Olympians Jess Fox and Alyce Wood have a thing or two in common. Both Griffith students are Tokyo-bound, each destined to represent Australia in July at events on the water.
Born in France, Jess follows in the footsteps of Olympian parents and is coached by her mother. Sunshine Coast native, Alyce is coached by her mother-in-law and four-time Olympian, Anna Wood.
Both completed undergraduate degrees online — such is the life of the high-performance athlete — and now each can attest to being students of the Griffith MBA.
On this occasion, Jess is following in the academic footsteps of her Australian teammate, who recommended the Griffith MBA to her.
Alyce was drawn to the MBA as the Rio Olympics loomed into view for her in 2016.
“I knew I wanted to keep paddling after that, and I knew I wanted to do some more learning and further myself in that way,” the 28-year-old said.
The Griffith MBA met with this mindset perfectly and aligned with her lifestyle.

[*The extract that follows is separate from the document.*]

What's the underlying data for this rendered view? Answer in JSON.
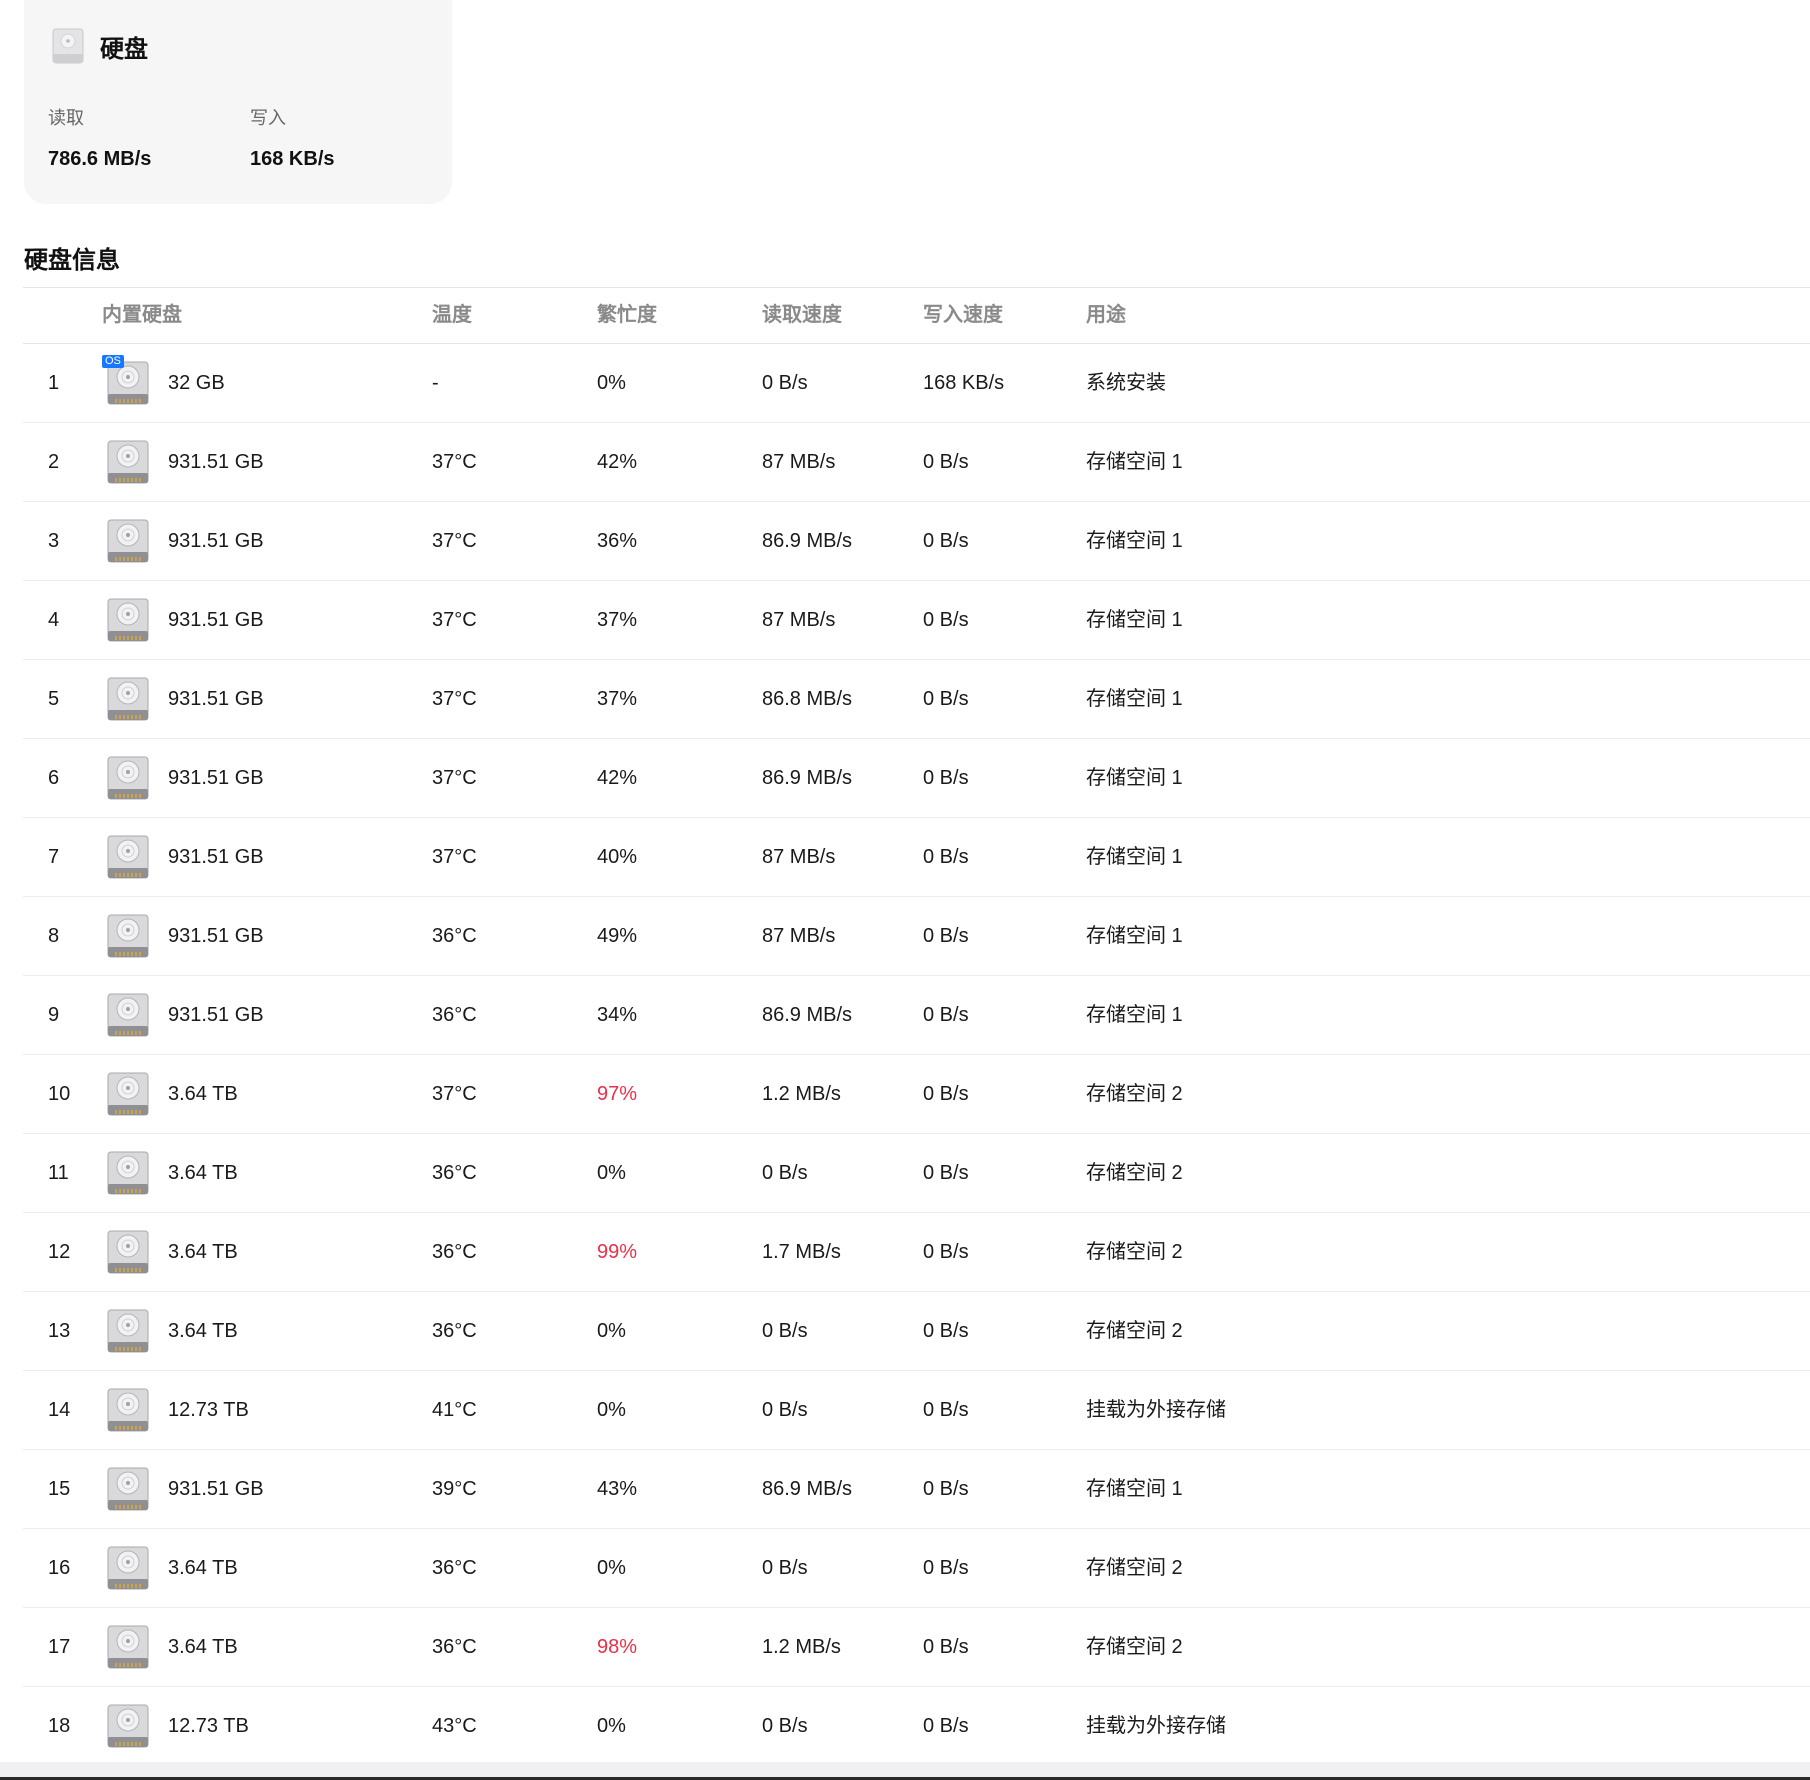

In Griffith Sports College, she found an ideal support system to build confidence as she took her place alongside CEOs and company directors. In public policy she found a subject with which she identified.
“It’s really opened my eyes to the sporting world. Business and high-performance sport go hand in hand,” Alyce said.
“You have to perform at such a high level, and you have to think outside the box and challenge yourself.
“I’d love to move into something like sports governance or policymaking once I finish being an athlete.”
The transition to life after elite sport was also on Jess’s radar when thoughts of studying the Griffith MBA started for her, and it has delivered in multiple ways.
She is excited about new ideas and new ventures she can now foresee not only through coursework but in chats with tutors and exchanges with students from other walks of life.
“It’s different in that it takes a values-based approach. That’s what sets it apart from other traditional MBAs,” the 25-year-old said.
“Griffith is an athlete-friendly university that understands the needs of athletes and the flexibility that athletes request. That was a big factor in my decision to apply.
“I’m also really excited to be part of Griffith’s MBA Scholarship for Women and how it encourages the fight for gender equality.
“Griffith is really leading the way there, which is awesome. We’ve done a lot of work in that space in sports.”
Her efforts on this front are reflected in the upcoming and unprecedented opportunity to compete on two fronts at her third Olympics, when she will try to add to the silver and bronze medals she won at London and Rio.
Along with the K1 (kayak), she will also race in the C1 (canoe) event which debuts for female athletes at the Tokyo Games.
Alyce will again compete in the K1 500 sprint in Tokyo after her successful 2020 qualification was upheld for the rescheduled Games.